Бригада садовников из четверых человек, за которыми присматривал единственный надзиратель, шла вдоль бараков, подстригая траву и пропалывая клумбы перед весенними посадками. Приглядывали за ними, видимо, не слишком внимательно. Прошло две или три минуты, прежде чем надзиратель вообще заметил, что один из подопечных постепенно отступил в хвост компании и ускользнул. Поднялась тревога. Надзирателям, однако, не пришлось вести долгие поиски. Тэйт и не пытался сбежать, а если пытался, значит, его планы сорвал какой-то припадок. Его нашли (и здесь истории заметно расходились) на большом газоне у ограды, прямо на траве. Некоторые говорили, что лицо у него почернело, что он сжался в комок и едва не откусил себе язык; другие – что, когда его нашли, он лежал лицом вниз, разговаривал с землей, рыдал и упрашивал. Общим мнением было, что парень свихнулся.

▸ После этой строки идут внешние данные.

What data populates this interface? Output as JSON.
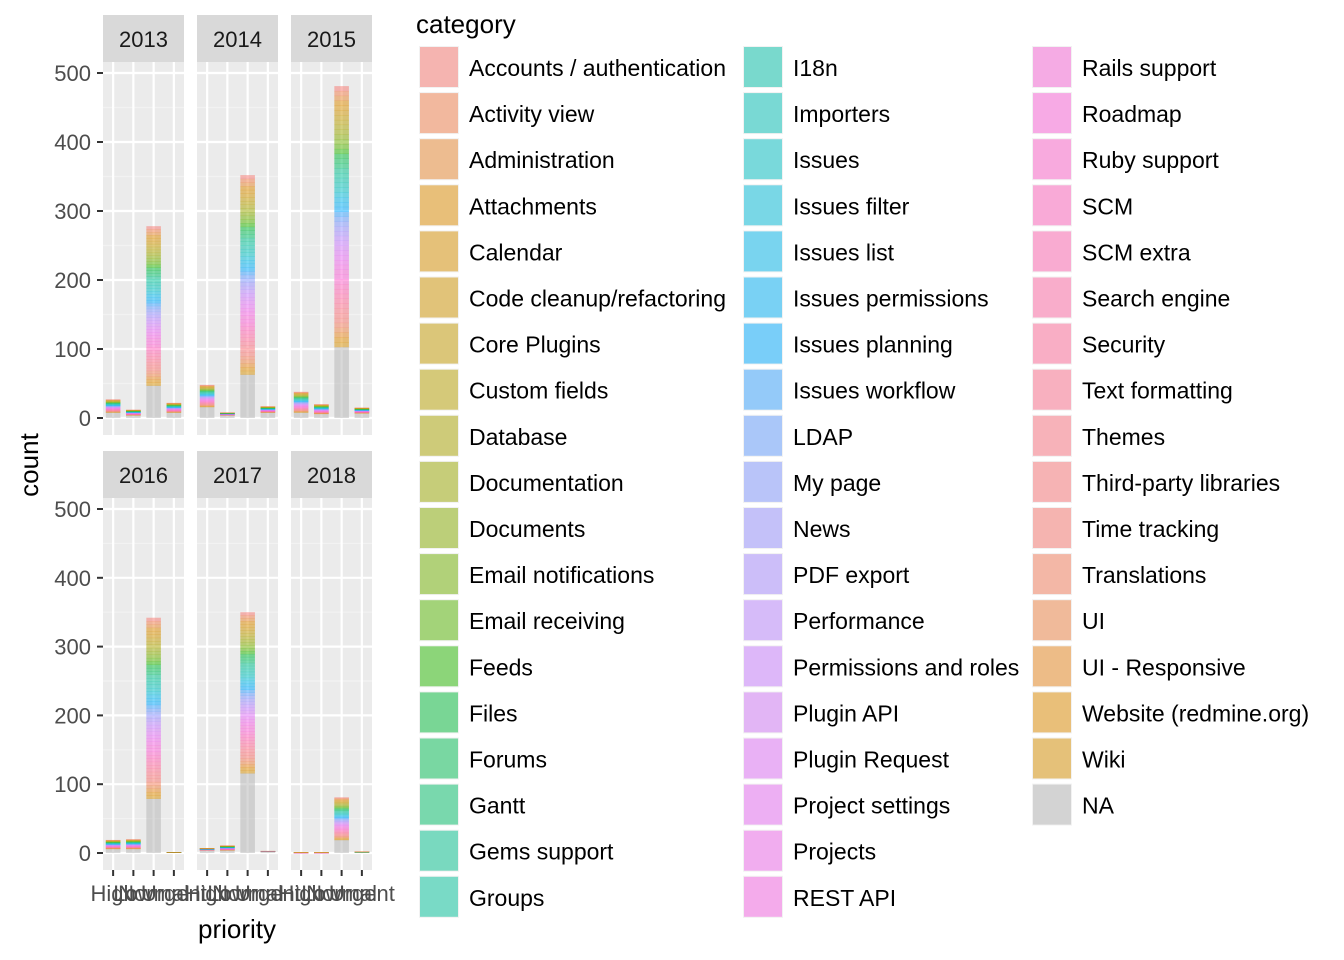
{
  "chart_data": {
    "type": "bar",
    "stacked": true,
    "facets": [
      "2013",
      "2014",
      "2015",
      "2016",
      "2017",
      "2018"
    ],
    "categories": [
      "High",
      "Low",
      "Normal",
      "Urgent"
    ],
    "xlabel": "priority",
    "ylabel": "count",
    "yticks": [
      0,
      100,
      200,
      300,
      400,
      500
    ],
    "ylim": [
      0,
      500
    ],
    "legend_title": "category",
    "legend_position": "right",
    "na_color": "#b3b3b3",
    "bar_opacity": 0.5,
    "legend_items": [
      {
        "name": "Accounts / authentication",
        "color": "#f8766d"
      },
      {
        "name": "Activity view",
        "color": "#f17e4a"
      },
      {
        "name": "Administration",
        "color": "#e8852d"
      },
      {
        "name": "Attachments",
        "color": "#de8c00"
      },
      {
        "name": "Calendar",
        "color": "#d89000"
      },
      {
        "name": "Code cleanup/refactoring",
        "color": "#cf9400"
      },
      {
        "name": "Core Plugins",
        "color": "#c49a00"
      },
      {
        "name": "Custom fields",
        "color": "#b79f00"
      },
      {
        "name": "Database",
        "color": "#a9a400"
      },
      {
        "name": "Documentation",
        "color": "#99a800"
      },
      {
        "name": "Documents",
        "color": "#86ac00"
      },
      {
        "name": "Email notifications",
        "color": "#70b000"
      },
      {
        "name": "Email receiving",
        "color": "#53b400"
      },
      {
        "name": "Feeds",
        "color": "#25b700"
      },
      {
        "name": "Files",
        "color": "#00ba38"
      },
      {
        "name": "Forums",
        "color": "#00bc51"
      },
      {
        "name": "Gantt",
        "color": "#00be67"
      },
      {
        "name": "Gems support",
        "color": "#00c08b"
      },
      {
        "name": "Groups",
        "color": "#00c19a"
      },
      {
        "name": "I18n",
        "color": "#00c0a8"
      },
      {
        "name": "Importers",
        "color": "#00bfb6"
      },
      {
        "name": "Issues",
        "color": "#00bfc4"
      },
      {
        "name": "Issues filter",
        "color": "#00bbda"
      },
      {
        "name": "Issues list",
        "color": "#00b6eb"
      },
      {
        "name": "Issues permissions",
        "color": "#00b0f6"
      },
      {
        "name": "Issues planning",
        "color": "#00a9ff"
      },
      {
        "name": "Issues workflow",
        "color": "#35a2ff"
      },
      {
        "name": "LDAP",
        "color": "#619cff"
      },
      {
        "name": "My page",
        "color": "#7f96ff"
      },
      {
        "name": "News",
        "color": "#9590ff"
      },
      {
        "name": "PDF export",
        "color": "#a58aff"
      },
      {
        "name": "Performance",
        "color": "#b983ff"
      },
      {
        "name": "Permissions and roles",
        "color": "#c77cff"
      },
      {
        "name": "Plugin API",
        "color": "#d277f8"
      },
      {
        "name": "Plugin Request",
        "color": "#df70f8"
      },
      {
        "name": "Project settings",
        "color": "#e76bf3"
      },
      {
        "name": "Projects",
        "color": "#ef67eb"
      },
      {
        "name": "REST API",
        "color": "#f564e3"
      },
      {
        "name": "Rails support",
        "color": "#f863d6"
      },
      {
        "name": "Roadmap",
        "color": "#fb61d7"
      },
      {
        "name": "Ruby support",
        "color": "#fd61c9"
      },
      {
        "name": "SCM",
        "color": "#ff62bc"
      },
      {
        "name": "SCM extra",
        "color": "#ff64b0"
      },
      {
        "name": "Search engine",
        "color": "#ff67a4"
      },
      {
        "name": "Security",
        "color": "#ff6a98"
      },
      {
        "name": "Text formatting",
        "color": "#fe6d8c"
      },
      {
        "name": "Themes",
        "color": "#fc717f"
      },
      {
        "name": "Third-party libraries",
        "color": "#fa7476"
      },
      {
        "name": "Time tracking",
        "color": "#f8766d"
      },
      {
        "name": "Translations",
        "color": "#f37b59"
      },
      {
        "name": "UI",
        "color": "#ed8141"
      },
      {
        "name": "UI - Responsive",
        "color": "#e7861b"
      },
      {
        "name": "Website (redmine.org)",
        "color": "#e08b00"
      },
      {
        "name": "Wiki",
        "color": "#d89000"
      },
      {
        "name": "NA",
        "color": "#b3b3b3"
      }
    ],
    "panels": [
      {
        "facet": "2013",
        "totals": [
          27,
          12,
          278,
          22
        ],
        "na": [
          8,
          4,
          47,
          8
        ]
      },
      {
        "facet": "2014",
        "totals": [
          48,
          8,
          352,
          17
        ],
        "na": [
          16,
          4,
          63,
          8
        ]
      },
      {
        "facet": "2015",
        "totals": [
          38,
          20,
          481,
          15
        ],
        "na": [
          8,
          6,
          103,
          7
        ]
      },
      {
        "facet": "2016",
        "totals": [
          19,
          20,
          342,
          1
        ],
        "na": [
          6,
          6,
          79,
          1
        ]
      },
      {
        "facet": "2017",
        "totals": [
          7,
          11,
          350,
          3
        ],
        "na": [
          4,
          4,
          116,
          2
        ]
      },
      {
        "facet": "2018",
        "totals": [
          1,
          1,
          81,
          2
        ],
        "na": [
          0,
          0,
          19,
          1
        ]
      }
    ]
  }
}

Слухи привлекли внимание к Кливу, и он был этому не рад. Весь следующий день к нему подходили люди, желая узнать, каково делить камеру с психом. Мне нечего сказать, настаивал он. Тэйт был идеальным сокамерником – тихим, ненавязчивым и, несомненно, здравым. В том же самом он заверил Мэйфлауэра, когда тот устроил ему допрос, а позже – тюремного врача. Он не сказал ни полслова об интересе Тэйта к могилам, а еще по-быстрому встретился с Епископом и попросил его держать рот на замке. Тот согласился при условии, что в свое время ему расскажут всю историю. Это Клив ему пообещал. Епископ, как подобало человеку возложенного на него сана, слово свое держал твердо.
Билли не было два дня. За это время Мэйфлауэр без всяких объяснений и предупреждений исчез с должности старшего по этажу. На его место перевели из крыла D человека по фамилии Девлин, чья репутация шла впереди него. Он, похоже, был не особенно сердобольным человеком. Это подтвердилось, когда в день возвращения Билли Тэйта Клива вызвали в кабинет Девлина.